A Fleet marriage, a trumped-up affair—she might have known what to expect of Julian Raynor.
At that moment, Constable Loukas caught her eye and he raised his glass of champagne in silent tribute. This benevolent, bewigged old gentleman scarcely resembled the ferocious officer of the law who had cross-examined them all, less than an hour ago, in this very room. At that time, Constable Loukas had seemed a formidable adversary, and an irate one to boot. He had not appreciated the
mad chase through the sewers any more than Lord Alistair had.

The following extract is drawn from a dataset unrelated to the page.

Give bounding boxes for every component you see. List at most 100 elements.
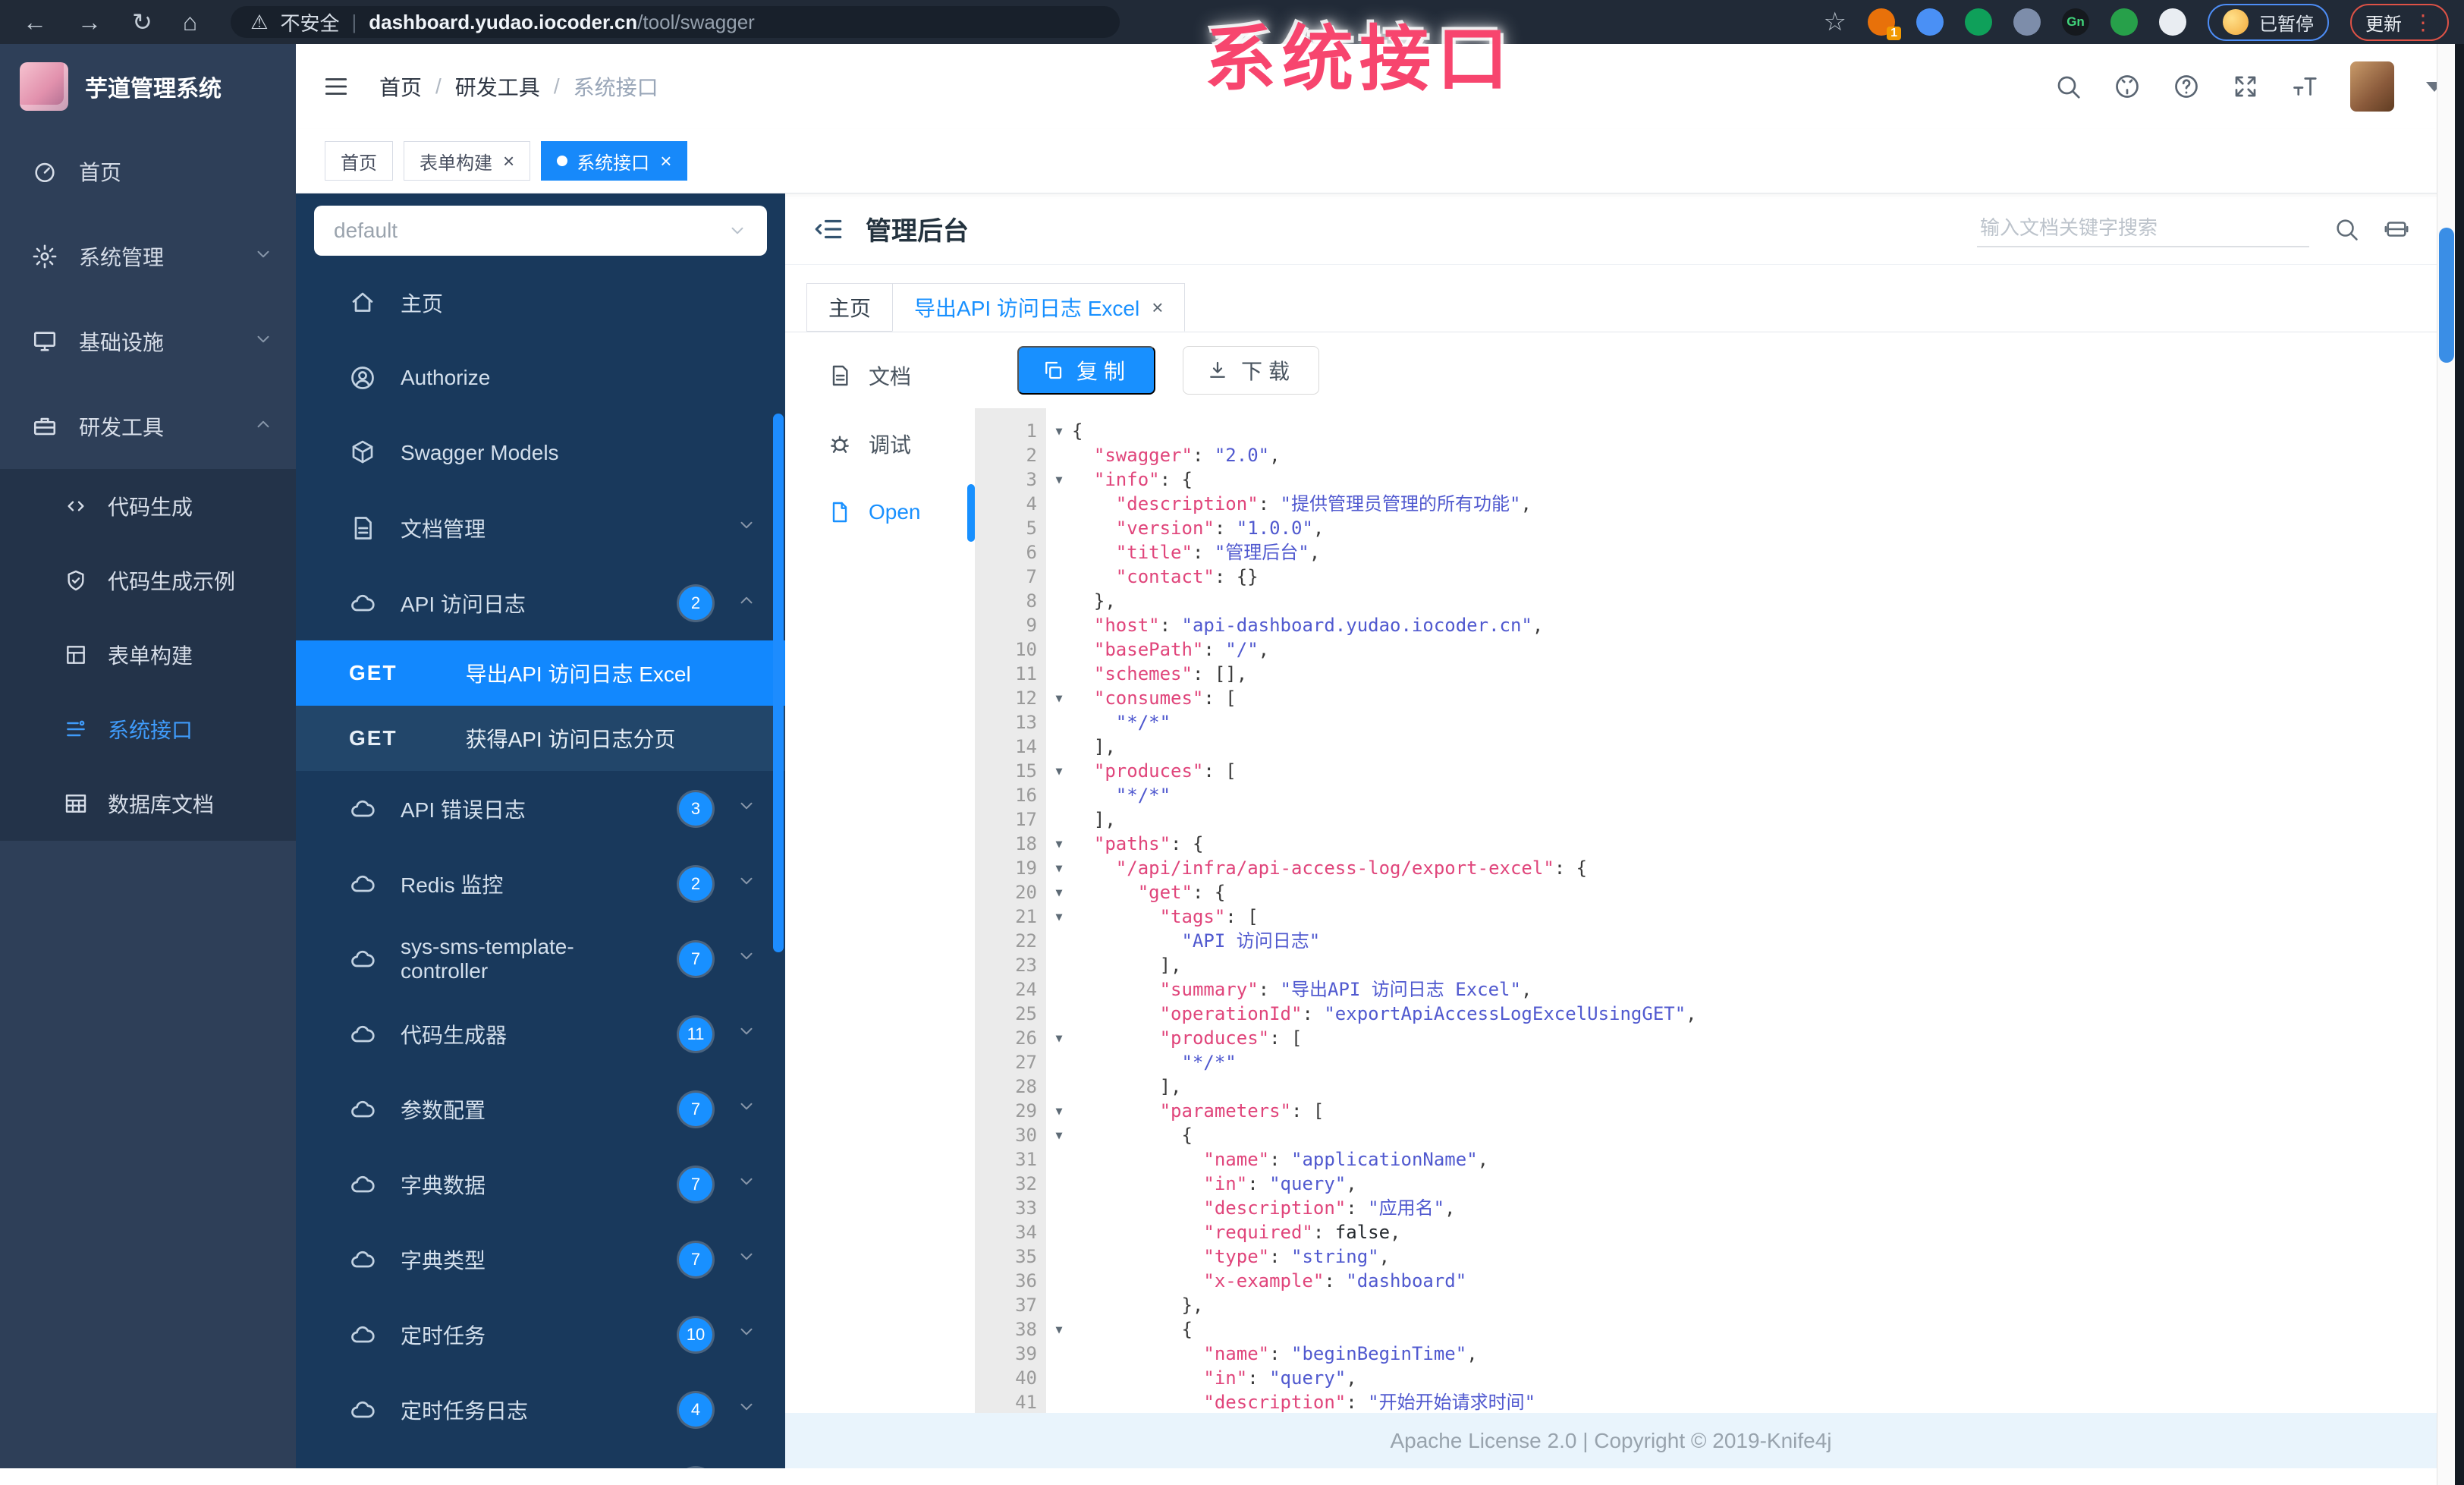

Julian, naturally, had done most of the talking, having previously warned her to keep her mouth shut and her eyes downcast in the manner of a blushing bride. He need not have bothered to warn her. His recitation of events would have shamed the most brazen harridan. Not only did he support the story they had concocted, namely that their flight through the sewers was nothing more sinister than an elopement that had gone seriously awry when the bride’s footman had panicked, but he had also embellished the tale, giving the distinct impression that the marriage was a matter of urgency since the bride might or might not be in what was politely referred to as “a delicate condition.”
After this, the constable had become all solicitation. He meant to see, so he told her, that the major did right by her. His signature would be on their marriage certificate as witness to their union. Let Raynor try to get out of it, Fleet marriage or no, and she had only to call on him, and he would vouch for her. He really was a dear, sweet man.
She wouldn’t call on him, of course. The first chance she got, she was going to burn that certificate, and it would be as if the marriage had never taken place. That was the reason Julian had felt safe in going on with it, and that was the reason Fleet marriages were so notorious. They were easily invalidated. Many a gullible woman, thinking that she was a wife, had lost her virtue to some unprincipled scoundrel who had decamped with the marriage certificate safely in his pocket. Without it or unimpeachable witnesses, nothing could be proved.